I am going to put up the Christmas tree, some lights, ornaments and bake holiday treats. I am going to make stockings, wrap presents and listen to Christmas music.

I am also getting very excited for the wedding. Which seems odd to me since I am the only one. Which is more odd since I wasn't even the one who wanted a wedding. I would have been just as happy to elope. Now I am the only one doing the planning and those around me with the occasional exception of my mom don't really care.

So, here on this blog, I will discuss my plans as if there is someone out there other than me who is excited to hear them. But since I want to post more. I will save that for next time!

Friday, October 16, 2009

Living the Dream

Oh yeah.

Okay, not yet.
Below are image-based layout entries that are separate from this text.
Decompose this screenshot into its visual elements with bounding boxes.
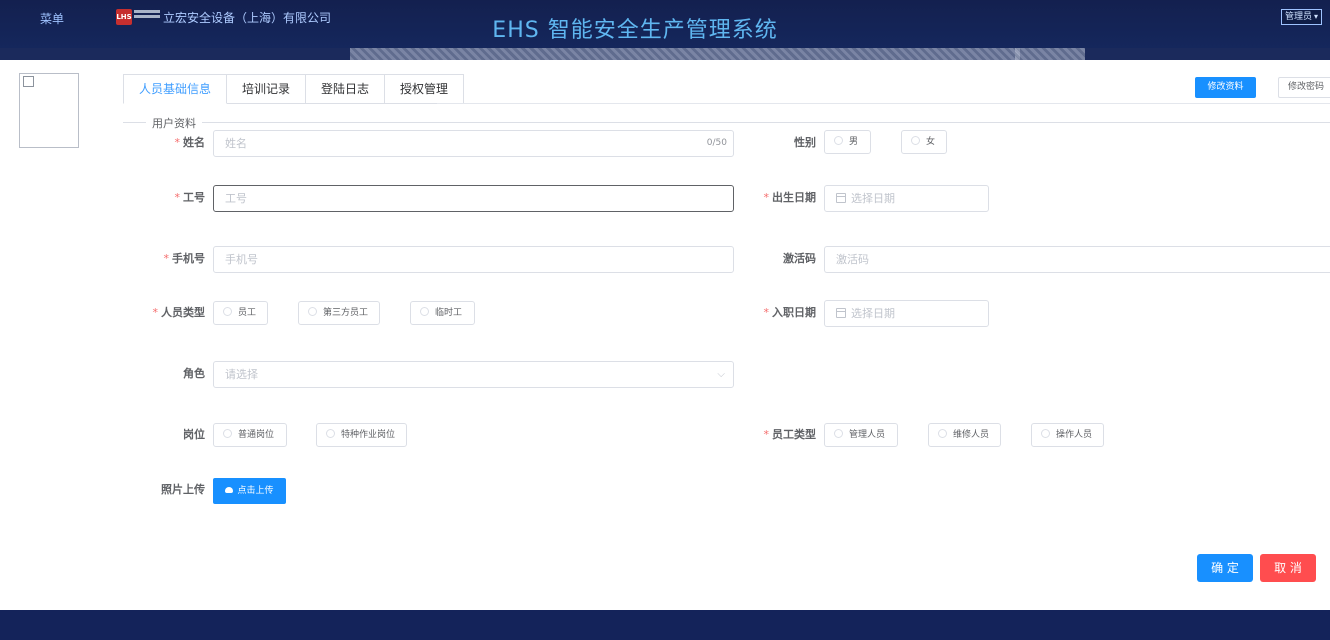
tab-training-records[interactable]: 培训记录: [227, 74, 307, 104]
name-label: * 姓名: [174, 136, 206, 149]
phone-input[interactable]: 手机号: [213, 246, 734, 273]
chevron-down-icon: ⌵: [717, 369, 725, 380]
person-type-radio-employee[interactable]: 员工: [213, 301, 268, 325]
position-radio-normal[interactable]: 普通岗位: [213, 423, 287, 447]
hire-date-label: * 入职日期: [763, 306, 817, 319]
change-password-button[interactable]: 修改密码: [1278, 77, 1330, 98]
upload-button[interactable]: 点击上传: [213, 478, 286, 504]
top-header: 菜单 LHS 立宏安全设备（上海）有限公司 EHS 智能安全生产管理系统 管理员…: [0, 0, 1330, 48]
decoration-stripe: [1015, 48, 1085, 60]
cloud-upload-icon: [225, 487, 234, 493]
section-divider: [123, 122, 1330, 123]
radio-circle-icon: [911, 136, 920, 145]
user-role-label: 管理员: [1284, 12, 1312, 22]
phone-placeholder: 手机号: [225, 253, 258, 266]
tab-divider: [437, 103, 1330, 104]
radio-circle-icon: [326, 429, 335, 438]
confirm-button[interactable]: 确 定: [1197, 554, 1253, 582]
decoration-stripe: [350, 48, 1020, 60]
radio-circle-icon: [938, 429, 947, 438]
gender-radio-female[interactable]: 女: [901, 130, 947, 154]
tab-login-log[interactable]: 登陆日志: [306, 74, 386, 104]
role-label: 角色: [183, 367, 205, 380]
header-decoration: [0, 48, 1330, 60]
system-title: EHS 智能安全生产管理系统: [492, 18, 778, 43]
activation-code-label: 激活码: [783, 252, 816, 265]
employee-id-placeholder: 工号: [225, 192, 247, 205]
employee-id-input[interactable]: 工号: [213, 185, 734, 212]
position-radio-special[interactable]: 特种作业岗位: [316, 423, 407, 447]
employee-id-label: * 工号: [174, 191, 206, 204]
hire-date-picker[interactable]: 选择日期: [824, 300, 989, 327]
tab-bar: 人员基础信息 培训记录 登陆日志 授权管理: [123, 74, 465, 104]
radio-circle-icon: [308, 307, 317, 316]
phone-label: * 手机号: [163, 252, 206, 265]
radio-circle-icon: [1041, 429, 1050, 438]
activation-code-placeholder: 激活码: [836, 253, 869, 266]
birth-date-picker[interactable]: 选择日期: [824, 185, 989, 212]
staff-type-radio-operator[interactable]: 操作人员: [1031, 423, 1104, 447]
name-input[interactable]: 姓名 0/50: [213, 130, 734, 157]
role-placeholder: 请选择: [225, 368, 258, 381]
radio-circle-icon: [420, 307, 429, 316]
radio-circle-icon: [834, 429, 843, 438]
calendar-icon: [836, 308, 846, 318]
birth-date-label: * 出生日期: [763, 191, 817, 204]
radio-circle-icon: [223, 307, 232, 316]
name-char-counter: 0/50: [706, 138, 727, 148]
cancel-button[interactable]: 取 消: [1260, 554, 1316, 582]
chevron-down-icon: ▾: [1313, 12, 1318, 21]
tab-basic-info[interactable]: 人员基础信息: [123, 74, 228, 104]
staff-type-radio-maintenance[interactable]: 维修人员: [928, 423, 1001, 447]
position-label: 岗位: [183, 428, 205, 441]
person-type-radio-temporary[interactable]: 临时工: [410, 301, 475, 325]
radio-circle-icon: [834, 136, 843, 145]
avatar-checkbox[interactable]: [23, 76, 34, 87]
tab-authorization[interactable]: 授权管理: [385, 74, 465, 104]
name-placeholder: 姓名: [225, 137, 247, 150]
staff-type-label: * 员工类型: [763, 428, 817, 441]
section-title: 用户资料: [146, 115, 202, 131]
gender-radio-male[interactable]: 男: [824, 130, 871, 154]
person-type-radio-third-party[interactable]: 第三方员工: [298, 301, 380, 325]
person-type-label: * 人员类型: [152, 306, 206, 319]
user-role-dropdown[interactable]: 管理员 ▾: [1280, 9, 1322, 25]
activation-code-input[interactable]: 激活码: [824, 246, 1330, 273]
staff-type-radio-management[interactable]: 管理人员: [824, 423, 898, 447]
radio-circle-icon: [223, 429, 232, 438]
avatar-placeholder: [19, 73, 79, 148]
edit-profile-button[interactable]: 修改资料: [1195, 77, 1256, 98]
calendar-icon: [836, 193, 846, 203]
role-select[interactable]: 请选择 ⌵: [213, 361, 734, 388]
gender-label: 性别: [794, 136, 816, 149]
photo-label: 照片上传: [161, 483, 205, 496]
bottom-bar: [0, 610, 1330, 640]
main-panel: 人员基础信息 培训记录 登陆日志 授权管理 修改资料 修改密码 用户资料 * 姓名…: [0, 60, 1330, 610]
But tomorrow I would like to think I am living the dream. Though this particular dream may require just a little bit of caffeine since it is after midnight and I have to be up in 6hrs. I also have a fair bit of stuff to do before I go to bed.

I suppose I shouldn't be doing frivolous things like blogging or getting sucked into playing Bejeweled Blitz.

My camera and bathing suit are ready and I have my list of places to see for possible wedding destinations. Mountains here I come!!

Tuesday, October 13, 2009

Secret Mini-Break

Going to the mountains! Well, assuming I can find suitable lodging. I suppose that shouldn't be a problem since it is now off-season.

The plan is to take off Friday morning and head to BC. Once there we can do the combined romantic weekend, hot springs and scouting wedding locations.

I am quite excited. It has been a while since I have been to the mountains and this will be the first actual wedding planning thing that Mike has participated in.

I need to remember to take lots of pictures.